Exame físico pulmonar

Turgência jugular: acentua-se com a expiração no caso de enfisema, o que não ocorre no caso
de ICC (Insuficiência cardíaca congestiva)

Supuração: processo ou resultado de formação de pus

Síndrome de Claude-Bernard-Horner: compressão simpática. Ptose, pupila contraída só de um


lado. Sudorese torácica unilateral.

Atelectasia: colapso pulmonar. Produz som maciço.

Ângulo de Charpy (entre as costelas) <90 Longilíneos e >90 Brevelíneos.

Enfisematosos podem apresentar torpor (narcose por CO2)

Pelo menos 5% da hemoglobina reduzida para que haja cianose.

Cianose central: shunt cardíaco ou função de transporte de O2 insuficiente

Cianose periférica: vasoconstrição ou redução do débito cardíaco.

Enfisematosos (BB- azul pletórico/Blue bloaters e PP - soprador rosado/pink puffers) BB mais


cianóticos.

Sinal de Ramond: contratura da musculatura paravertebral torácica unilateral. Denuncia o


comprometimento pleural inflamatório homolateral.

Sinal de Lemos Torres: abaulamento dos espaços intercostais durante a expiração – derrame
pleural.

Ângulo de Louis, formado pela junção do manúbrio com o corpo esternal.

Envelhecimento – tórax globoso, porém não compromete as funções pulmonares.

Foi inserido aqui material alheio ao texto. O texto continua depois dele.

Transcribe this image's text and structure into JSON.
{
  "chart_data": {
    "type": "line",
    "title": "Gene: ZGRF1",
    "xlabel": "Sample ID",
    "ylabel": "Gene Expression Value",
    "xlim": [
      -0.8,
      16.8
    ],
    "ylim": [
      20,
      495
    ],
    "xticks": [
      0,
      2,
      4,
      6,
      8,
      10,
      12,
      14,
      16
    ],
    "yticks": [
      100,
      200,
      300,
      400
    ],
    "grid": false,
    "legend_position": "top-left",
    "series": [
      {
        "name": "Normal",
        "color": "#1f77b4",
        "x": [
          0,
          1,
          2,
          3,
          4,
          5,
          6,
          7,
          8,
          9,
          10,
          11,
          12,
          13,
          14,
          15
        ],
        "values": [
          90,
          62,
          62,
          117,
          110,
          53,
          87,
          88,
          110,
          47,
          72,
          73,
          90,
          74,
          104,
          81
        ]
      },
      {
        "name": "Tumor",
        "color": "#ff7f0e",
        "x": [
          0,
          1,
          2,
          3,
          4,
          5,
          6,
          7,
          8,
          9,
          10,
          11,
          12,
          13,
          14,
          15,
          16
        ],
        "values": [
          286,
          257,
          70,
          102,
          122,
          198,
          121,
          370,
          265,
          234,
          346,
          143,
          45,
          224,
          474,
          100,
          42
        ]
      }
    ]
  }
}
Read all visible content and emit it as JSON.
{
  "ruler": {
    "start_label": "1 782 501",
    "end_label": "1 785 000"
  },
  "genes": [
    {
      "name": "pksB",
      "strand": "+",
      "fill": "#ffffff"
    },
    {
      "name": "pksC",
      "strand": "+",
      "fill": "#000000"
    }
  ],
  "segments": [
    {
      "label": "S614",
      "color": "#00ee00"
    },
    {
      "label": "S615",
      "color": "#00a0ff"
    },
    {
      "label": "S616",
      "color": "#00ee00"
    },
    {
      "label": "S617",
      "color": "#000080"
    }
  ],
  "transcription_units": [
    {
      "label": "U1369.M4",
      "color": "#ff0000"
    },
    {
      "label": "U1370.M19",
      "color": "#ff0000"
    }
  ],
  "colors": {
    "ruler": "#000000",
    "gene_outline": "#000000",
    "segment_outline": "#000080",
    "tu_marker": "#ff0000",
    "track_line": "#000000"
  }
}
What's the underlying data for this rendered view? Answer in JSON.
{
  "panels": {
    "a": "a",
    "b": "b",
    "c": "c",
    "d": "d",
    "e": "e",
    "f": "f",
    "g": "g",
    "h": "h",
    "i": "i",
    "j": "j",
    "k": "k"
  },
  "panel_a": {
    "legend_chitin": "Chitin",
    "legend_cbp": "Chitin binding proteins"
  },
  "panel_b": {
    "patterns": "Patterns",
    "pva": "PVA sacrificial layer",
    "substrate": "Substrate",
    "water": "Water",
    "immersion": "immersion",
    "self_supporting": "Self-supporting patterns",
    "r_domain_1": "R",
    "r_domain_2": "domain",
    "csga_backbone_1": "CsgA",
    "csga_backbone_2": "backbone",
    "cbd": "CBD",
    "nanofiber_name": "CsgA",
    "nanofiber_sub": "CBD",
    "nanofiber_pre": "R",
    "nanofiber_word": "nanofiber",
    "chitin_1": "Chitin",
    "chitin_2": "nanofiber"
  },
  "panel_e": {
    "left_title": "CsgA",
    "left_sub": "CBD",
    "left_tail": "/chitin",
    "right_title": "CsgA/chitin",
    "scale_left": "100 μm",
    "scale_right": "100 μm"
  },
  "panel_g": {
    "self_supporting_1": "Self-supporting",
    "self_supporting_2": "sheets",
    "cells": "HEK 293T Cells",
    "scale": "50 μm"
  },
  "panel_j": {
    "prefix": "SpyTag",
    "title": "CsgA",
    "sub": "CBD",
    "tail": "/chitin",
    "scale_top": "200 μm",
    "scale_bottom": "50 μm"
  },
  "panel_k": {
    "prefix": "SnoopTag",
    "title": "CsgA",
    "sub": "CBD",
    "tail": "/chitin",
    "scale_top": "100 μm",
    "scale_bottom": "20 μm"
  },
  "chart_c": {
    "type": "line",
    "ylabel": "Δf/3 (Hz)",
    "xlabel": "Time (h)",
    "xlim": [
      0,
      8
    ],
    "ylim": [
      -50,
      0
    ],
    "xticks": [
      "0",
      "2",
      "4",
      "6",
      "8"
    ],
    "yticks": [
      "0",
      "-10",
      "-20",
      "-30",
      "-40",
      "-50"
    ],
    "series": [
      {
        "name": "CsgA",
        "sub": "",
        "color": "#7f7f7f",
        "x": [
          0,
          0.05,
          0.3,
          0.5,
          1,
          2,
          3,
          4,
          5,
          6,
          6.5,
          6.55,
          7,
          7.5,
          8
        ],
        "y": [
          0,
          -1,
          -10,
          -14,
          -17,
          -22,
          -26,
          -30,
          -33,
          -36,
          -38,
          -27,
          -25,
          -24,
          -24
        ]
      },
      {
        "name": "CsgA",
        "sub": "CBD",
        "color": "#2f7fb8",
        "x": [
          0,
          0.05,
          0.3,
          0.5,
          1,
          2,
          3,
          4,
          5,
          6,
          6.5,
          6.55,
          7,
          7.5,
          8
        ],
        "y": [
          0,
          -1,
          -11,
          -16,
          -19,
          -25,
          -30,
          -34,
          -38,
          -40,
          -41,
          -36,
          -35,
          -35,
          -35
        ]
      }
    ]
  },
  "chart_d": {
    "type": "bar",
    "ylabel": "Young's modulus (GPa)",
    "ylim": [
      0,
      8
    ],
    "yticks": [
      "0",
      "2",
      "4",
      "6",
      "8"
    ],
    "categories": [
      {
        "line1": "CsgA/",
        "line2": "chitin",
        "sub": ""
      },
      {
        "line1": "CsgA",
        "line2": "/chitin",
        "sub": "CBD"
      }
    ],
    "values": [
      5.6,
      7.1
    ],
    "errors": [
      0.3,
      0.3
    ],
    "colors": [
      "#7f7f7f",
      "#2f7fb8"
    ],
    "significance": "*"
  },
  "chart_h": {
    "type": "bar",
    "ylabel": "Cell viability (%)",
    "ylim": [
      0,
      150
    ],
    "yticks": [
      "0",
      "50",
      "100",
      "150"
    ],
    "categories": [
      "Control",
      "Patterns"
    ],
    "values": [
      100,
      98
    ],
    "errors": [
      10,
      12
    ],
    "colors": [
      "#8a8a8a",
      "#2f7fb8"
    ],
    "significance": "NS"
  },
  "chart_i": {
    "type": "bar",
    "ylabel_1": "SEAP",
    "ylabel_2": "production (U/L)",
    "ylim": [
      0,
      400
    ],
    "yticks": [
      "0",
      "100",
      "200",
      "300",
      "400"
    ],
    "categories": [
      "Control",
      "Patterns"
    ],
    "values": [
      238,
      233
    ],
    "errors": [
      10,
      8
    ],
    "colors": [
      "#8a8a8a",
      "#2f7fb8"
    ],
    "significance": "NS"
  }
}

Trepopneia é a dispneia (dificuldade em respirar) que é sentida quando a pessoa está em


decúbito lateral, não sendo sentida no decúbito contralateral.

Resp. de Cheyne-Stokes = Biot

Respiração de Kussmaul: acidose diabética, apneia na expiração e inspiração.

Enfisema subcutâneo: pneumotórax

Edema na fossa supraclavicular: obstrução na VCS.

FTV – frêmito toracovocal - mais acentuado à direita e nas bases. Afecções pleurais são
antipáticas e afecções do parênquima são simpáticas. Derrames pleurais diminuem o frêmito,
o qual torna-se mais nítido nas condensações pulmonares. Exceção: brônquio obstruído,
apesar de ser afecção parenquimatosa, o som não se transmite.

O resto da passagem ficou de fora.